Dakar and Cape Town — It is estimated that one full month of lockdown across Africa during the COVID-19 outbreak costs the region about 2.5% of its annual GDP. But how do countries safely exit the lockdown phase? Governments now have to grapple with how to move away from measures – whether partial or total – while continuing to stop the spread of the novel coronavirus.
Lockdowns cost Africa U.S.$65 billion monthly, “but can you quantify life? If we don’t lock down and we lose a life, how much of our GDP is that? That is the intangible question we must remember to answer,” said Vera Songwe, Executive Secretary of the Economic Commission for Africa (UNECA), while opening Africa’s COVID-19 lockdown exit strategies – moderated by allAfrica Global Media’s Executive Chairman Amadou Mahtar Ba – which included ministers, civil society and international government representatives.
“We’ve seen the military vehicles in the streets of South Africa (lockdown there started on May 27), and thought ‘this is serious business’. But since then we’ve also seen that South Africa is beginning to contain the virus. What we have also seen is that during lockdowns, people go hungry. We’ve launched a survey that is in our study that says people have reduced meals by 50%. Does that mean they’re more at risk to get the disease because their immune systems are weaker?”
And putting food on the table while ordered to stay home is one of the key challenges citizens directed at their governments.
Dr Ibrahim Assane Mayaki, CEO of the African Union Development Agency, believes in moving quickly in order to lessen the economic impact of the pandemic, but also to carry out mass testing to preserve the health of populations.
In agreement is Arancha Gonzalez Laya, Spain’s Minister of Foreign Affairs, European Union and Cooperation. Spain is gradually removing the initial measures they put in place – keeping 47 million people at home. They are also allowing regions to decide how quickly or slowly they lift lockdown measures, depending on the capacity they have to respond to a spike in COVID-19 cases.
“Nobody will be safe until every body is safe, and this requires big doses of global co-operation,” Laya said.
But thinking globally does not mean that the local experience is ignored.
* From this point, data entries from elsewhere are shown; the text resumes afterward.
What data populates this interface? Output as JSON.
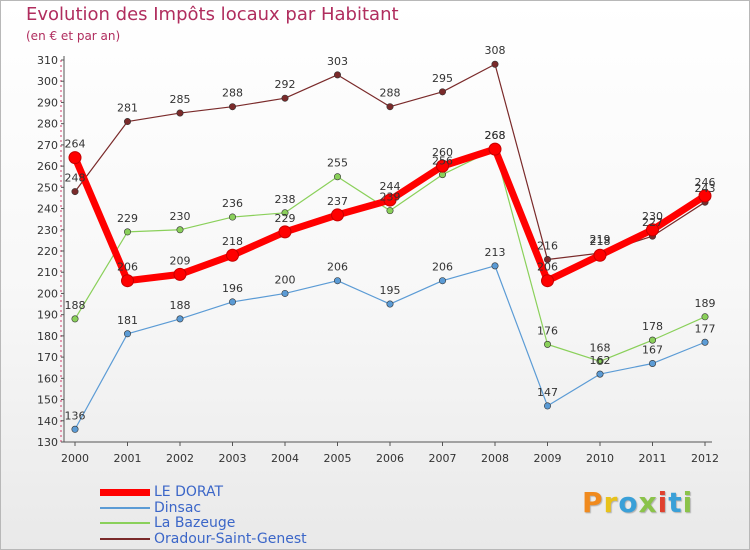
{
  "header": {
    "title": "Evolution des Impôts locaux par Habitant",
    "subtitle": "(en € et par an)"
  },
  "logo": {
    "text": "Proxiti",
    "colors": [
      "#f08a1e",
      "#e8c21a",
      "#3aa0d8",
      "#8bc34a",
      "#e0402e",
      "#3aa0d8",
      "#8bc34a"
    ]
  },
  "chart_data": {
    "type": "line",
    "title": "Evolution des Impôts locaux par Habitant",
    "subtitle": "(en € et par an)",
    "x": [
      "2000",
      "2001",
      "2002",
      "2003",
      "2004",
      "2005",
      "2006",
      "2007",
      "2008",
      "2009",
      "2010",
      "2011",
      "2012"
    ],
    "ylim": [
      130,
      310
    ],
    "yticks": [
      130,
      140,
      150,
      160,
      170,
      180,
      190,
      200,
      210,
      220,
      230,
      240,
      250,
      260,
      270,
      280,
      290,
      300,
      310
    ],
    "grid": false,
    "legend_position": "bottom-left",
    "series": [
      {
        "name": "LE DORAT",
        "color": "#ff0000",
        "values": [
          264,
          206,
          209,
          218,
          229,
          237,
          244,
          260,
          268,
          206,
          218,
          230,
          246
        ]
      },
      {
        "name": "Dinsac",
        "color": "#5b9bd5",
        "values": [
          136,
          181,
          188,
          196,
          200,
          206,
          195,
          206,
          213,
          147,
          162,
          167,
          177
        ]
      },
      {
        "name": "La Bazeuge",
        "color": "#8ad05a",
        "values": [
          188,
          229,
          230,
          236,
          238,
          255,
          239,
          256,
          268,
          176,
          168,
          178,
          189
        ]
      },
      {
        "name": "Oradour-Saint-Genest",
        "color": "#7a2a2a",
        "values": [
          248,
          281,
          285,
          288,
          292,
          303,
          288,
          295,
          308,
          216,
          219,
          227,
          243
        ]
      }
    ]
  }
}
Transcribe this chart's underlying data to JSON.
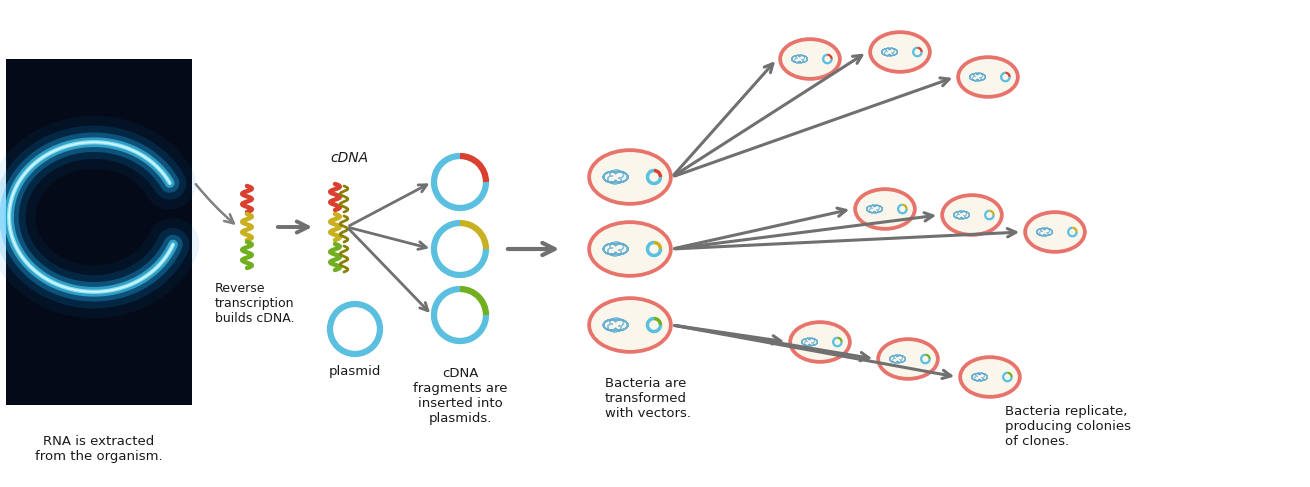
{
  "bg_color": "#ffffff",
  "text_color": "#1a1a1a",
  "salmon_color": "#e8736b",
  "light_beige": "#faf6ec",
  "sky_blue": "#5bbfdf",
  "red_insert": "#d94030",
  "yellow_insert": "#c8b020",
  "green_insert": "#70b020",
  "arrow_color": "#707070",
  "dna_blue": "#5aaad0",
  "worm_bg": "#050a18",
  "labels": {
    "rna_extracted": "RNA is extracted\nfrom the organism.",
    "reverse_transcription": "Reverse\ntranscription\nbuilds cDNA.",
    "cdna": "cDNA",
    "plasmid": "plasmid",
    "cdna_fragments": "cDNA\nfragments are\ninserted into\nplasmids.",
    "bacteria_transformed": "Bacteria are\ntransformed\nwith vectors.",
    "bacteria_replicate": "Bacteria replicate,\nproducing colonies\nof clones."
  },
  "figsize": [
    13.1,
    4.87
  ],
  "dpi": 100
}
Kennedy Odede, co-founder and CEO of Shining Hope for Communities, a grassroots movement that works for large-scale transformation in Kenya’s urban slums, believes that the term “social distancing” is a good example of an international concept that did not translate well for Africa.
“It was really coined for the Western world, who live in 2-bedroom house, who have a fridge. They can be in their house a couple of weeks before going out. Restrict people’s movements, but give cash transfers to people who are suffering,” Odede said.
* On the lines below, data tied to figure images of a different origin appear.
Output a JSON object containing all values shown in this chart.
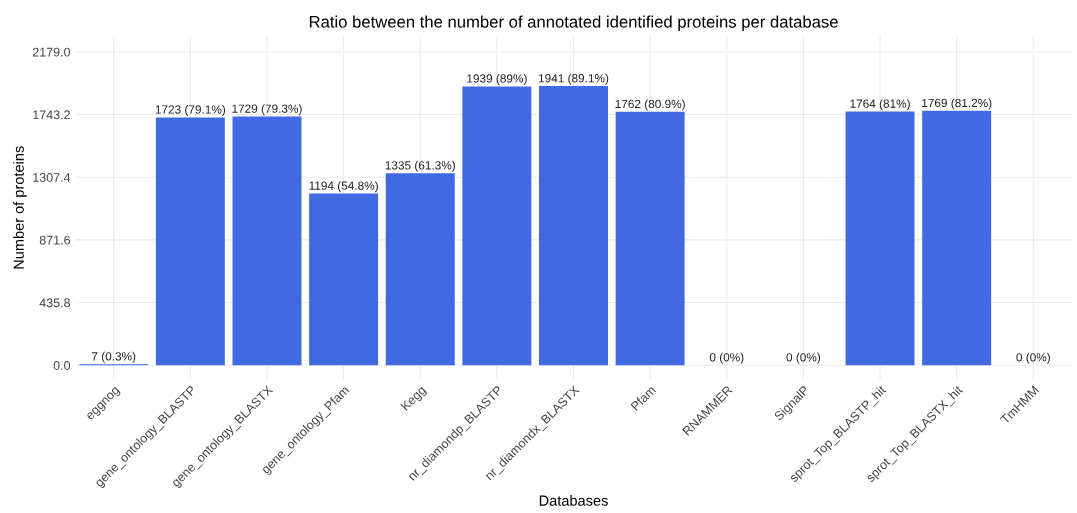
{
  "chart_data": {
    "type": "bar",
    "title": "Ratio between the number of annotated identified proteins per database",
    "xlabel": "Databases",
    "ylabel": "Number of proteins",
    "categories": [
      "eggnog",
      "gene_ontology_BLASTP",
      "gene_ontology_BLASTX",
      "gene_ontology_Pfam",
      "Kegg",
      "nr_diamondp_BLASTP",
      "nr_diamondx_BLASTX",
      "Pfam",
      "RNAMMER",
      "SignalP",
      "sprot_Top_BLASTP_hit",
      "sprot_Top_BLASTX_hit",
      "TmHMM"
    ],
    "values": [
      7,
      1723,
      1729,
      1194,
      1335,
      1939,
      1941,
      1762,
      0,
      0,
      1764,
      1769,
      0
    ],
    "value_labels": [
      "7 (0.3%)",
      "1723 (79.1%)",
      "1729 (79.3%)",
      "1194 (54.8%)",
      "1335 (61.3%)",
      "1939 (89%)",
      "1941 (89.1%)",
      "1762 (80.9%)",
      "0 (0%)",
      "0 (0%)",
      "1764 (81%)",
      "1769 (81.2%)",
      "0 (0%)"
    ],
    "color": "#4169e1",
    "ylim": [
      -100,
      2290
    ],
    "yticks": [
      {
        "value": 0,
        "label": "0.0"
      },
      435.8,
      871.6,
      1307.4,
      1743.2,
      {
        "value": 2179,
        "label": "2179.0"
      }
    ],
    "grid": true
  }
}
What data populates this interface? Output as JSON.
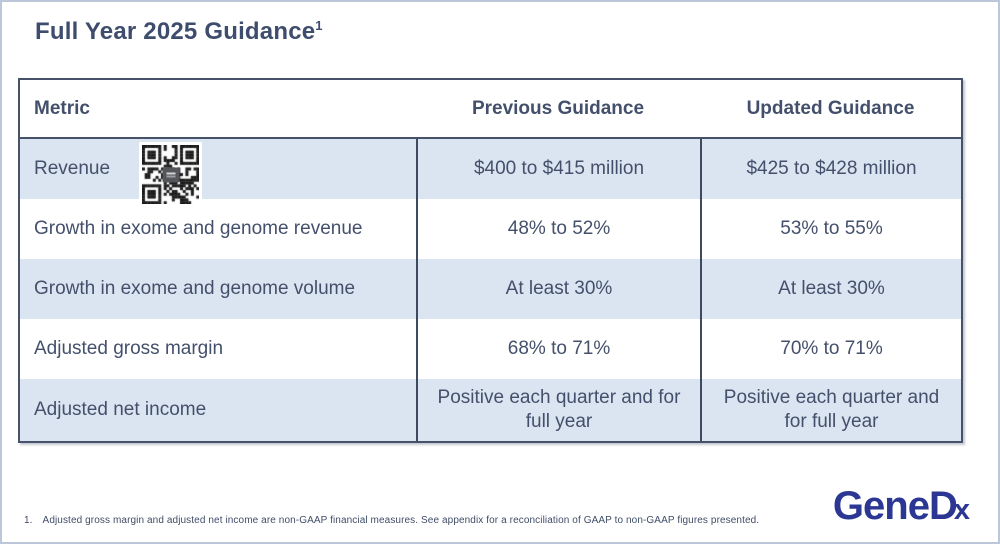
{
  "slide": {
    "title": "Full Year 2025 Guidance",
    "title_superscript": "1"
  },
  "table": {
    "headers": [
      "Metric",
      "Previous Guidance",
      "Updated Guidance"
    ],
    "rows": [
      {
        "metric": "Revenue",
        "previous": "$400 to $415 million",
        "updated": "$425 to $428 million"
      },
      {
        "metric": "Growth in exome and genome revenue",
        "previous": "48% to 52%",
        "updated": "53% to 55%"
      },
      {
        "metric": "Growth in exome and genome volume",
        "previous": "At least 30%",
        "updated": "At least 30%"
      },
      {
        "metric": "Adjusted gross margin",
        "previous": "68% to 71%",
        "updated": "70% to 71%"
      },
      {
        "metric": "Adjusted net income",
        "previous": "Positive each quarter and for full year",
        "updated": "Positive each quarter and for full year"
      }
    ]
  },
  "footnote": {
    "number": "1.",
    "text": "Adjusted gross margin and adjusted net income are non-GAAP financial measures. See appendix for a reconciliation of GAAP to non-GAAP figures presented."
  },
  "logo": {
    "part_gene": "Gene",
    "part_d": "D",
    "part_x": "x",
    "full_name": "GeneDx"
  },
  "icons": {
    "qr_code": "qr-code"
  },
  "colors": {
    "text_navy": "#44506b",
    "title_navy": "#3e4c6d",
    "row_alt_blue": "#dbe5f1",
    "table_border": "#46526a",
    "column_divider": "#3e4a5e",
    "logo_blue": "#2b3792",
    "slide_border": "#bcc7da"
  }
}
He said there is an immediate need to prepare for when the virus is under control.
“Do you know that we do not have enough fertilizers, locusts are really affecting our land, do you know that there will be no food? While we fight this virus, what are we doing for agriculture?”
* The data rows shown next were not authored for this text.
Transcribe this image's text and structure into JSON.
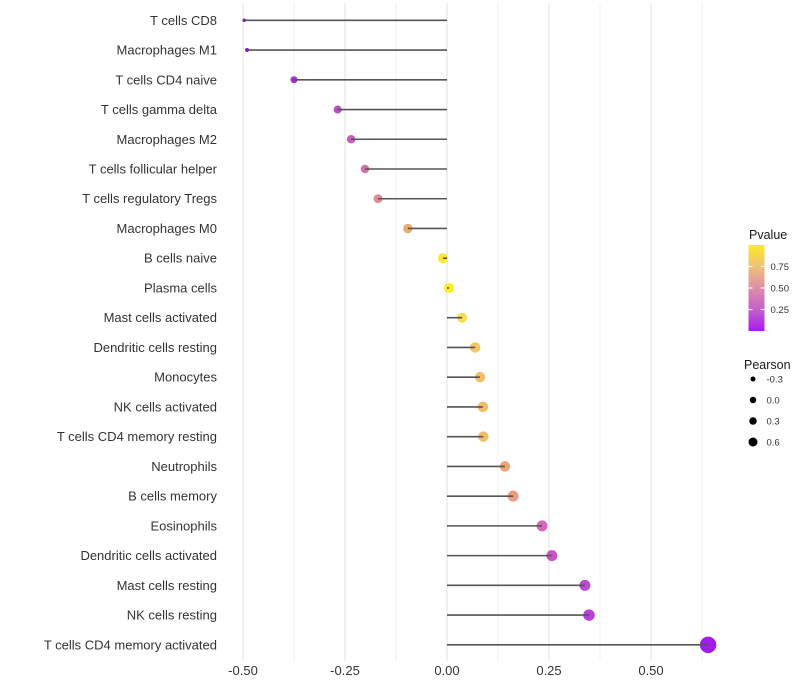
{
  "figure": {
    "legend_pvalue_title": "Pvalue",
    "legend_pearson_title": "Pearson"
  },
  "chart_data": {
    "type": "lollipop",
    "orientation": "horizontal",
    "title": "",
    "xlabel": "",
    "ylabel": "",
    "xlim": [
      -0.55,
      0.68
    ],
    "grid": "vertical-only",
    "legend_position": "right",
    "background": "#FFFFFF",
    "stem_color": "#555555",
    "x_major_ticks": [
      -0.5,
      -0.25,
      0.0,
      0.25,
      0.5
    ],
    "x_tick_labels": [
      "-0.50",
      "-0.25",
      "0.00",
      "0.25",
      "0.50"
    ],
    "x_minor_ticks": [
      -0.375,
      -0.125,
      0.125,
      0.375,
      0.625
    ],
    "rows": [
      {
        "label": "T cells CD8",
        "pearson": -0.497,
        "pvalue": 0.01,
        "color": "#8812D4",
        "diameter": 3.5
      },
      {
        "label": "Macrophages M1",
        "pearson": -0.49,
        "pvalue": 0.02,
        "color": "#8A14D4",
        "diameter": 4
      },
      {
        "label": "T cells CD4 naive",
        "pearson": -0.375,
        "pvalue": 0.1,
        "color": "#A433D9",
        "diameter": 7
      },
      {
        "label": "T cells gamma delta",
        "pearson": -0.268,
        "pvalue": 0.22,
        "color": "#BB4EC6",
        "diameter": 8
      },
      {
        "label": "Macrophages M2",
        "pearson": -0.235,
        "pvalue": 0.28,
        "color": "#C75DBB",
        "diameter": 8.5
      },
      {
        "label": "T cells follicular helper",
        "pearson": -0.201,
        "pvalue": 0.35,
        "color": "#D173AA",
        "diameter": 8.5
      },
      {
        "label": "T cells regulatory  Tregs",
        "pearson": -0.169,
        "pvalue": 0.45,
        "color": "#DC8D96",
        "diameter": 9
      },
      {
        "label": "Macrophages M0",
        "pearson": -0.096,
        "pvalue": 0.63,
        "color": "#EAAC6C",
        "diameter": 9.5
      },
      {
        "label": "B cells naive",
        "pearson": -0.01,
        "pvalue": 0.97,
        "color": "#FAE92E",
        "diameter": 10
      },
      {
        "label": "Plasma cells",
        "pearson": 0.005,
        "pvalue": 0.98,
        "color": "#FBEC26",
        "diameter": 10
      },
      {
        "label": "Mast cells activated",
        "pearson": 0.037,
        "pvalue": 0.9,
        "color": "#F8DE4D",
        "diameter": 10
      },
      {
        "label": "Dendritic cells resting",
        "pearson": 0.069,
        "pvalue": 0.78,
        "color": "#F2C566",
        "diameter": 10.5
      },
      {
        "label": "Monocytes",
        "pearson": 0.081,
        "pvalue": 0.74,
        "color": "#F1BF64",
        "diameter": 10.5
      },
      {
        "label": "NK cells activated",
        "pearson": 0.088,
        "pvalue": 0.73,
        "color": "#F1BD66",
        "diameter": 10.5
      },
      {
        "label": "T cells CD4 memory resting",
        "pearson": 0.089,
        "pvalue": 0.73,
        "color": "#F1BD66",
        "diameter": 10.5
      },
      {
        "label": "Neutrophils",
        "pearson": 0.142,
        "pvalue": 0.58,
        "color": "#EEA575",
        "diameter": 10.5
      },
      {
        "label": "B cells memory",
        "pearson": 0.162,
        "pvalue": 0.54,
        "color": "#EC9C80",
        "diameter": 11
      },
      {
        "label": "Eosinophils",
        "pearson": 0.233,
        "pvalue": 0.3,
        "color": "#D568B8",
        "diameter": 11
      },
      {
        "label": "Dendritic cells activated",
        "pearson": 0.257,
        "pvalue": 0.26,
        "color": "#CB54C4",
        "diameter": 11
      },
      {
        "label": "Mast cells resting",
        "pearson": 0.338,
        "pvalue": 0.15,
        "color": "#BC49D4",
        "diameter": 11
      },
      {
        "label": "NK cells resting",
        "pearson": 0.348,
        "pvalue": 0.14,
        "color": "#B941D9",
        "diameter": 11.5
      },
      {
        "label": "T cells CD4 memory activated",
        "pearson": 0.64,
        "pvalue": 0.02,
        "color": "#A21BEB",
        "diameter": 16.5
      }
    ],
    "color_legend": {
      "title": "Pvalue",
      "range": [
        0,
        1
      ],
      "ticks": [
        0.75,
        0.5,
        0.25
      ],
      "tick_labels": [
        "0.75",
        "0.50",
        "0.25"
      ],
      "gradient_top_to_bottom": [
        "#FBEB24",
        "#EFC178",
        "#DE8FA9",
        "#C45FC9",
        "#A81CF0"
      ]
    },
    "size_legend": {
      "title": "Pearson",
      "values": [
        -0.3,
        0.0,
        0.3,
        0.6
      ],
      "labels": [
        "-0.3",
        "0.0",
        "0.3",
        "0.6"
      ],
      "diameters": [
        5,
        6.5,
        7.5,
        9
      ],
      "dot_color": "#000000"
    }
  }
}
Odede said in the future, the people do not want to see places like Kibera, where everyone is so scared because of the congestion. And it is high time policymakers make policies that are really reflecting on the ground.
“And the biggest challenge, I can tell you for free, when there is inequality, and living hand to mouth, the people are ready for demonstrations, for uprising, because they have nothing to lose. What’s coming out now is that we are not listening to those on the ground, we are in our offices. The Africa Rising narrative is not reaching the ground, and things might explode,” said Odede.
Key messages from UNECA’s COVID-19: Lockdown Exit Strategies for Africa – read or download here
Lockdowns impose agonizing costs: up to 2.5% of Africa’s GDP is at risk every month while firms surveyed by ECA report to be operating at only 43% and 70% of slum dwellers in another survey report to be skipping meals or eating less as a result of COVID-19.
Lockdowns address severe vulnerabilities: including only 1.8 hospital beds per 1,000 people and spread susceptibilities such as only 34% of Africans having access to household handwashing facilities with soap and water.
Contact tracing and reopening, such as the Taiwan model, may be available to some African countries that have contained the virus but gradual segmented reopening may be needed in other countries.
Further suppression may be required where the virus is still spreading while active learning and data collection can help policymakers find risks as they look to ease lockdowns and move towards a ‘new normal’.
Countries need to take advantage of being behind the curve and learn from other countries and their experiments in reopening.
It is important to use the “extra time” afforded by lockdowns to rapidly put in place testing, and treatment systems and carefully design lockdown exit strategies.